The story of a small town deputy, who loses the carefully maintained control he keeps over his psychosis, partially in a convoluted attempt at revenge, partially to cover up said attempt, and partially because he just plain likes it. Is as merciless as they come.

Reading it is like watching the temperature gauge on a faulty boiler. It quakes in the yellow most of the time, dipping occasionally into the green for some lucid exposition. But every once in awhile it richocets up into the red. And when Thompson does that, when he gives us madness at full bore. It is terrifying.


Fragile Things is basically a collection of B Sides from Neil Gaiman, he admits as much in the prologue, but it’s a reminder of how entertaining even a collection of B-Sides from Gaiman can be.

Its uneven to say the least, and has the distinction of carrying both my favorite and least favorite Neil Gaiman stories ever written. And while its not something I would ever recommend to a beginner, it does offer a wide survey of his styles and obsessions.

Meta fiction becomes Bret Eaton Ellis (I can more or less guarentee that will be the last time you see me type that sentence). Lunar Park is as far as I’m concerned the most underrated book of the decade. A startling meditation on the responsibility of artists (this from a man accused of being among the most irresponsible), post 9/11 tension, Stephen King, and the complicated currents of love and resentment that can flow between father and son. It’s a masterpiece.

And if Imperial Bedrooms never fully coalesces into something worth reading, well for a long time it seems like its going to. Less of a sequel, then an “Elseworlds piece” Imperial Bedroom’s spends its first fifty pages or so gleefully poking its finger into the meeting place between fiction and reality, following Clay the protagonist in Less Then Zero, in a world where Less Then Zero (Both the book and the film) exist.

The insurmountable Problem with Imperial Bedrooms, is that while Less Then Zero was about a group of people watching the last remaining bits of their souls flicker out and die, Imperial Bedrooms is about characters who are already dead inside.

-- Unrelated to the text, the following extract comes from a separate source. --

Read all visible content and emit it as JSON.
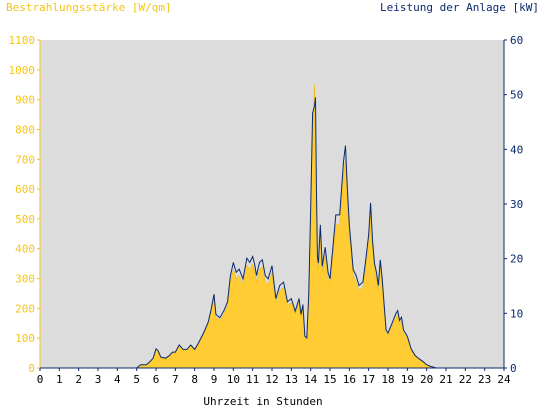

They have finally become the “cock sucking coke snorting zombies” Ellis so famously derided in the no hold’s barred opening of Lunar Park.

Ellis has always been an author who is often unfairly accused of being immoral because he portrays immorality so well. Its odd because there’s nothing glamourous about Ellis’s depiction of evil. Its empty hunger and venality fueled to abhorrent levels by boredom and fear. Empty consumption driven to the breaking point by the characters numbness.

And yet even as the main character in Imperial Bedrooms falls to depths yet unseen by Ellis characters, the effect is curiously underwhelming. The resulting Damnation or redemption only matters if you care one way or the other. And for the first time with Ellis, I didn’t.